Dokumentarfilmer: Strahlungsschäden sind Propaganda
Die Nachrichten von russischen Soldaten, die durch das Ausheben und Verharren in Schützengräben im Roten Wald mit Strahlungsschäden in Belarus behandelt würden, hält Podniesinksi nach seinem Aufenthalt, wie viele andere Strahlungsexperten weltweit, für Kriegspropaganda. "Die Strahlung um den Reaktor und auch im Wald ist sehr gering", sagt Podniesinski.
Der in Sachen Strahlung geschulte Filmer und Fotograf konnte nur eine schwache Strahlung, etwa 0,6 Mikrosievert im Roten Wald feststellen. Freilich, in den Gräben selbst habe er nicht gemessen, denn das Gebiet gilt als vermint. Dieses unnötige Risiko wollte er dann doch nicht eingehen.
Werte wohl erst nach Jahren schädlich
Er habe allerdings in einigen Ortschaften außerhalb der Sperrzone Werte von bis zu 20 Mikrosievert gemessen, räumt Podniesinski ein.
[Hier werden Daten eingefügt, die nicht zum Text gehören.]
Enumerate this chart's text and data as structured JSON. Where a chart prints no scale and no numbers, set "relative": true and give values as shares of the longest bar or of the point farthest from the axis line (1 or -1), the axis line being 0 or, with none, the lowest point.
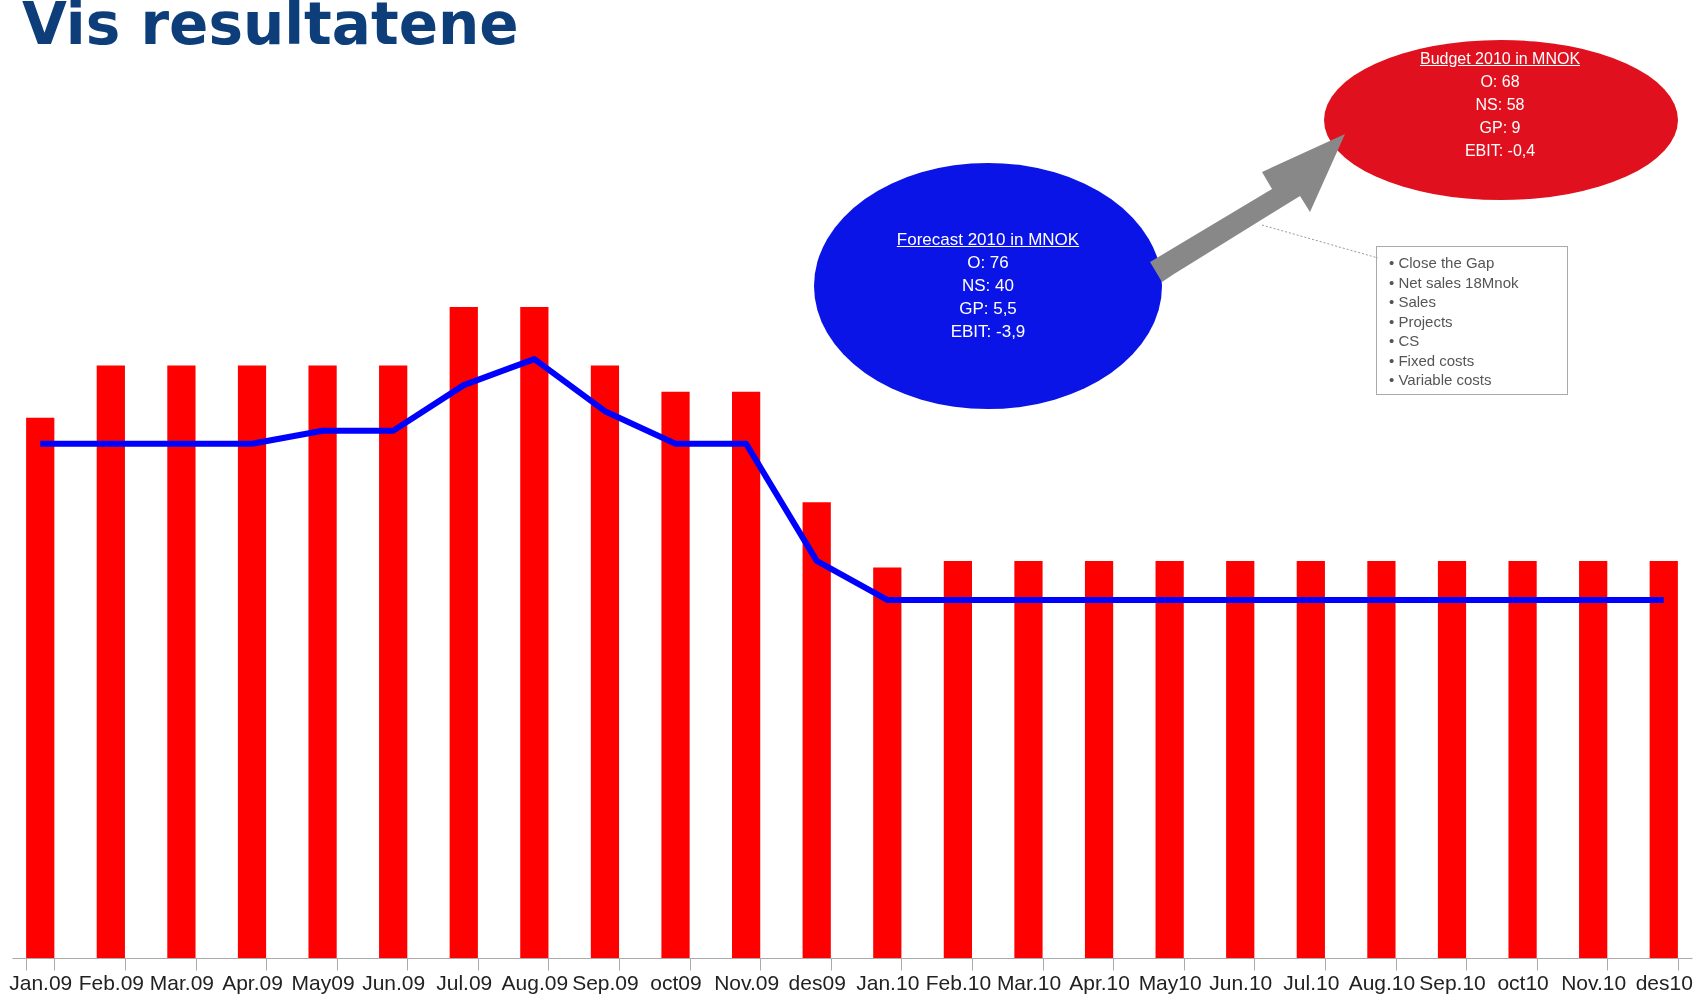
{
  "chart_data": {
    "type": "bar",
    "title": "Vis resultatene",
    "relative": true,
    "grid": false,
    "categories": [
      "Jan.09",
      "Feb.09",
      "Mar.09",
      "Apr.09",
      "May09",
      "Jun.09",
      "Jul.09",
      "Aug.09",
      "Sep.09",
      "oct09",
      "Nov.09",
      "des09",
      "Jan.10",
      "Feb.10",
      "Mar.10",
      "Apr.10",
      "May10",
      "Jun.10",
      "Jul.10",
      "Aug.10",
      "Sep.10",
      "oct10",
      "Nov.10",
      "des10"
    ],
    "series": [
      {
        "color": "#ff0000",
        "values": [
          0.83,
          0.91,
          0.91,
          0.91,
          0.91,
          0.91,
          1,
          1,
          0.91,
          0.87,
          0.87,
          0.7,
          0.6,
          0.61,
          0.61,
          0.61,
          0.61,
          0.61,
          0.61,
          0.61,
          0.61,
          0.61,
          0.61,
          0.61
        ]
      },
      {
        "type": "line",
        "color": "#0000ff",
        "values": [
          0.79,
          0.79,
          0.79,
          0.79,
          0.81,
          0.81,
          0.88,
          0.92,
          0.84,
          0.79,
          0.79,
          0.61,
          0.55,
          0.55,
          0.55,
          0.55,
          0.55,
          0.55,
          0.55,
          0.55,
          0.55,
          0.55,
          0.55,
          0.55
        ]
      }
    ],
    "annotations": [
      "Forecast 2010 in MNOK\nO: 76\nNS: 40\nGP: 5,5\nEBIT: -3,9",
      "Budget 2010 in MNOK\nO: 68\nNS: 58\nGP: 9\nEBIT: -0,4",
      "• Close the Gap\n• Net sales 18Mnok\n• Sales\n• Projects\n• CS\n• Fixed costs\n• Variable costs"
    ]
  }
}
Doch auch diese seien nur punktuell und könnten erst nach Jahren schädlich werden. "Selbst wenn russische Soldaten in einem der Gräben eine höhere Strahlung abbekommen hätten, so waren sie dort nicht lange genug, um ernsthafte gesundheitliche Schäden davonzutragen", sagt er.
Weder Krankenhäuser in Belarus, noch andere Medien konnten die Nachricht von den verstrahlten Soldaten bestätigen. "Diese News scheinen nur zur Verstärkung der hohen Moral bei ukrainischen Soldaten erzeugt worden zu sein, damit sie sehen, dass auch russische Soldaten gelitten haben", ordnet Podniesinski ein.
Schäden im Kraftwerk gering
Unterdessen seien die Schäden im Kraftwerk an sich nicht allzu hoch. Lediglich Büros und Forschungslabore sind seinen Beobachtungen nach verwüstet und systematisch geplündert worden. Die Verantwortlichen für den Sperrbezirk schätzten, berichtet Podniesinski, dass es bis zu einem Jahr dauern könne, bis wieder ein Zustand wie vor dem Krieg hergestellt sei.
Was aus den 160 Sicherheitskräften geworden ist, die beim Angriff auf das Kraftwerk Ende Februar nach Russland verschleppt worden seien, wisse bis heute niemand, sagt der Fotograf. Das russische Militär habe Teams von ukrainischen Freiwilligen gestattet, im Wechsel das Kraftwerk zu betreiben, was zur Sicherheit des Betriebs beigetragen habe.